Il 2 luglio 2025, il Presidente Donald Trump ha annunciato un nuovo accordo commerciale con il Vietnam, volto a riequilibrare i rapporti commerciali tra i due Paesi. Un tema che, come ben sappiamo in Italia, richiama alla mente le delicate dinamiche economiche che legano le nostre regioni e nazioni, dove tradizione e innovazione si intrecciano per trovare un equilibrio.
Secondo l'accordo, le esportazioni vietnamite verso gli Stati Uniti saranno soggette a un dazio del 20%, significativamente ridotto rispetto al 46% inizialmente proposto. In cambio, i prodotti americani avranno accesso senza dazi al mercato vietnamita. Inoltre, per evitare che merci cinesi eludano i dazi statunitensi passando per il Vietnam, sarà applicata una tariffa del 40% sui beni trans-shippati. Questa misura richiama, in un certo senso, le nostre esperienze regionali di controllo e tutela dei prodotti locali contro pratiche sleali.
L'accordo è scaturito da un dialogo tra il Presidente Trump e il capo del Partito Comunista vietnamita, To Lam. Il Vietnam esporta quasi il 30% della sua produzione verso gli Stati Uniti ed è un polo manifatturiero di rilievo per molte grandi aziende.
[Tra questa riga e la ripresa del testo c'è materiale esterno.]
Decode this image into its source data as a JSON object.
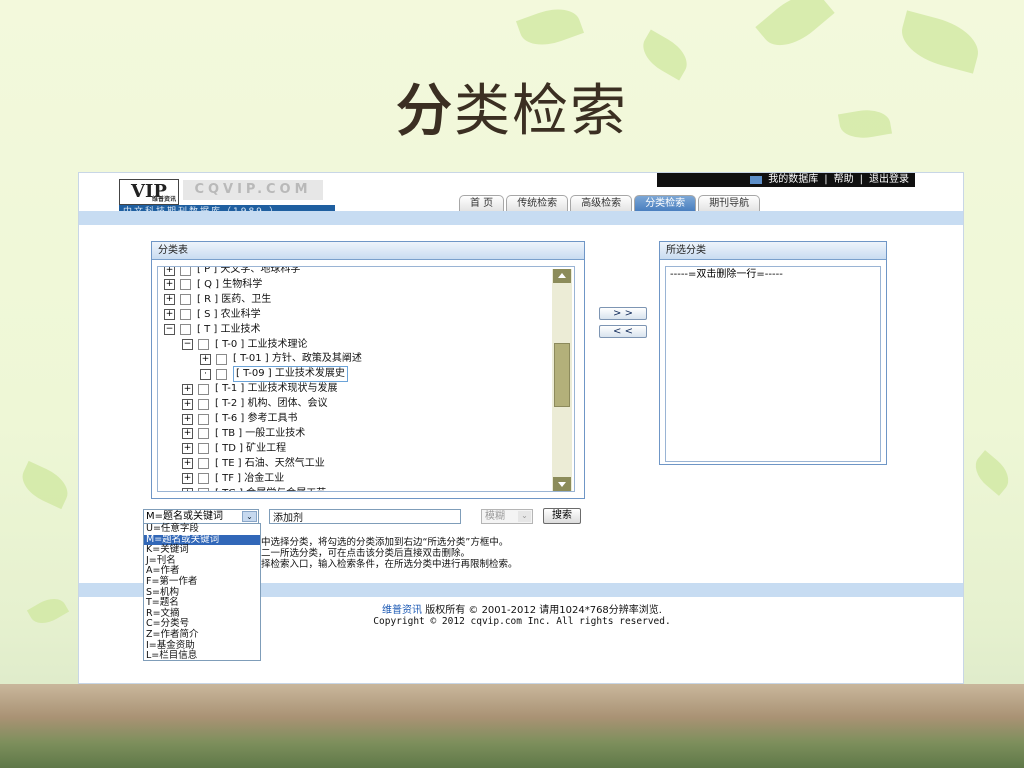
{
  "slide": {
    "title_bold": "分",
    "title_rest": "类检索"
  },
  "header": {
    "logo_mark": "VIP",
    "logo_sub": "维普资讯",
    "logo_brand": "CQVIP.COM",
    "logo_db": "中文科技期刊数据库（1989-）",
    "user_links": [
      "我的数据库",
      "|",
      "帮助",
      "|",
      "退出登录"
    ]
  },
  "nav": {
    "tabs": [
      "首  页",
      "传统检索",
      "高级检索",
      "分类检索",
      "期刊导航"
    ],
    "active_index": 3
  },
  "tree_panel": {
    "title": "分类表",
    "rows": [
      {
        "toggle": "+",
        "text": "[ P ] 天文学、地球科学"
      },
      {
        "toggle": "+",
        "text": "[ Q ] 生物科学"
      },
      {
        "toggle": "+",
        "text": "[ R ] 医药、卫生"
      },
      {
        "toggle": "+",
        "text": "[ S ] 农业科学"
      },
      {
        "toggle": "−",
        "text": "[ T ] 工业技术"
      },
      {
        "toggle": "−",
        "text": "[ T-0 ] 工业技术理论"
      },
      {
        "toggle": "+",
        "text": "[ T-01 ] 方针、政策及其阐述"
      },
      {
        "toggle": "·",
        "text": "[ T-09 ] 工业技术发展史"
      },
      {
        "toggle": "+",
        "text": "[ T-1 ] 工业技术现状与发展"
      },
      {
        "toggle": "+",
        "text": "[ T-2 ] 机构、团体、会议"
      },
      {
        "toggle": "+",
        "text": "[ T-6 ] 参考工具书"
      },
      {
        "toggle": "+",
        "text": "[ TB ] 一般工业技术"
      },
      {
        "toggle": "+",
        "text": "[ TD ] 矿业工程"
      },
      {
        "toggle": "+",
        "text": "[ TE ] 石油、天然气工业"
      },
      {
        "toggle": "+",
        "text": "[ TF ] 冶金工业"
      },
      {
        "toggle": "+",
        "text": "[ TG ] 金属学与金属工艺"
      }
    ]
  },
  "move_buttons": {
    "add": "> >",
    "remove": "< <"
  },
  "selected_panel": {
    "title": "所选分类",
    "hint": "-----=双击删除一行=-----"
  },
  "search": {
    "field_value": "M=题名或关键词",
    "keyword": "添加剂",
    "match_value": "模糊",
    "button": "搜索",
    "field_options": [
      "U=任意字段",
      "M=题名或关键词",
      "K=关键词",
      "J=刊名",
      "A=作者",
      "F=第一作者",
      "S=机构",
      "T=题名",
      "R=文摘",
      "C=分类号",
      "Z=作者简介",
      "I=基金资助",
      "L=栏目信息"
    ],
    "highlighted_index": 1
  },
  "help_lines": [
    "中选择分类，将勾选的分类添加到右边“所选分类”方框中。",
    "二一所选分类，可在点击该分类后直接双击删除。",
    "择检索入口，输入检索条件，在所选分类中进行再限制检索。"
  ],
  "footer": {
    "brand": "维普资讯",
    "copyright": " 版权所有 © 2001-2012 请用1024*768分辨率浏览.",
    "english": "Copyright © 2012 cqvip.com Inc. All rights reserved."
  },
  "colors": {
    "band_blue": "#c7dcf2",
    "panel_border": "#6f96c6",
    "highlight": "#3167b8",
    "active_tab": "#4a7fbf"
  }
}
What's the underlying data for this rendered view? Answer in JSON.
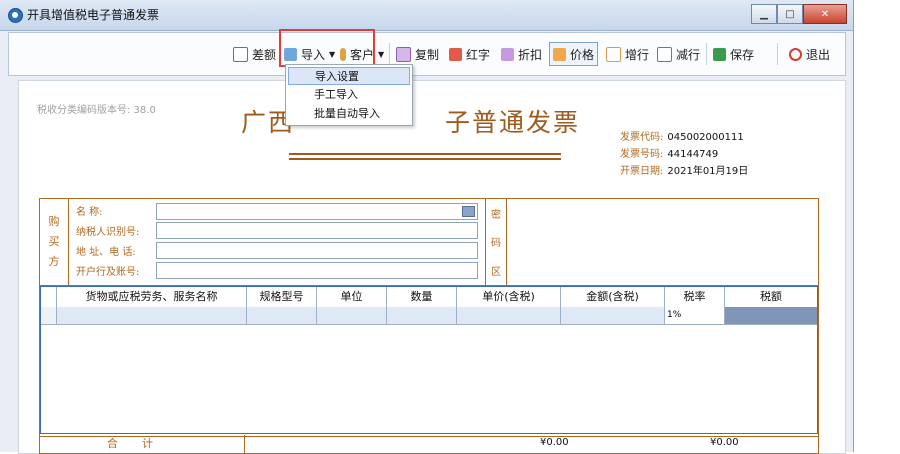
{
  "window": {
    "title": "开具增值税电子普通发票"
  },
  "toolbar": {
    "diff": "差额",
    "import": "导入",
    "customer": "客户",
    "copy": "复制",
    "red": "红字",
    "discount": "折扣",
    "price": "价格",
    "add_row": "增行",
    "del_row": "减行",
    "save": "保存",
    "exit": "退出"
  },
  "dropdown": {
    "items": [
      "导入设置",
      "手工导入",
      "批量自动导入"
    ]
  },
  "invoice": {
    "version_label": "税收分类编码版本号: 38.0",
    "title_left": "广西",
    "title_right": "子普通发票",
    "code_label": "发票代码:",
    "code_value": "045002000111",
    "number_label": "发票号码:",
    "number_value": "44144749",
    "date_label": "开票日期:",
    "date_value": "2021年01月19日"
  },
  "buyer": {
    "section_label": [
      "购",
      "买",
      "方"
    ],
    "name_label": "名        称:",
    "taxid_label": "纳税人识别号:",
    "address_label": "地 址、电 话:",
    "bank_label": "开户行及账号:",
    "code_area": [
      "密",
      "码",
      "区"
    ]
  },
  "table": {
    "headers": [
      "货物或应税劳务、服务名称",
      "规格型号",
      "单位",
      "数量",
      "单价(含税)",
      "金额(含税)",
      "税率",
      "税额"
    ],
    "row1_rate": "1%"
  },
  "total": {
    "label": "合计",
    "amount": "¥0.00",
    "tax": "¥0.00"
  },
  "colors": {
    "accent": "#a05a1c",
    "highlight": "#e23b3b"
  }
}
Ricordando la nostra storia industriale, dove l'identità regionale ha sempre giocato un ruolo cruciale, questo accordo rappresenta un momento significativo, soprattutto considerando che lo scorso anno gli USA hanno registrato un deficit commerciale con il Vietnam di 122 miliardi di dollari.
L'economista Mary Lovely ha osservato che tali accordi sono più praticabili con partner di dimensioni più contenute. Questo patto riflette legami economici più stretti in un contesto geopolitico più ampio nell’area Asia-Pacifico, un’area in cui, come in Europa, tradizione e modernità si confrontano continuamente, richiedendo saggezza e visione per navigare le sfide comuni.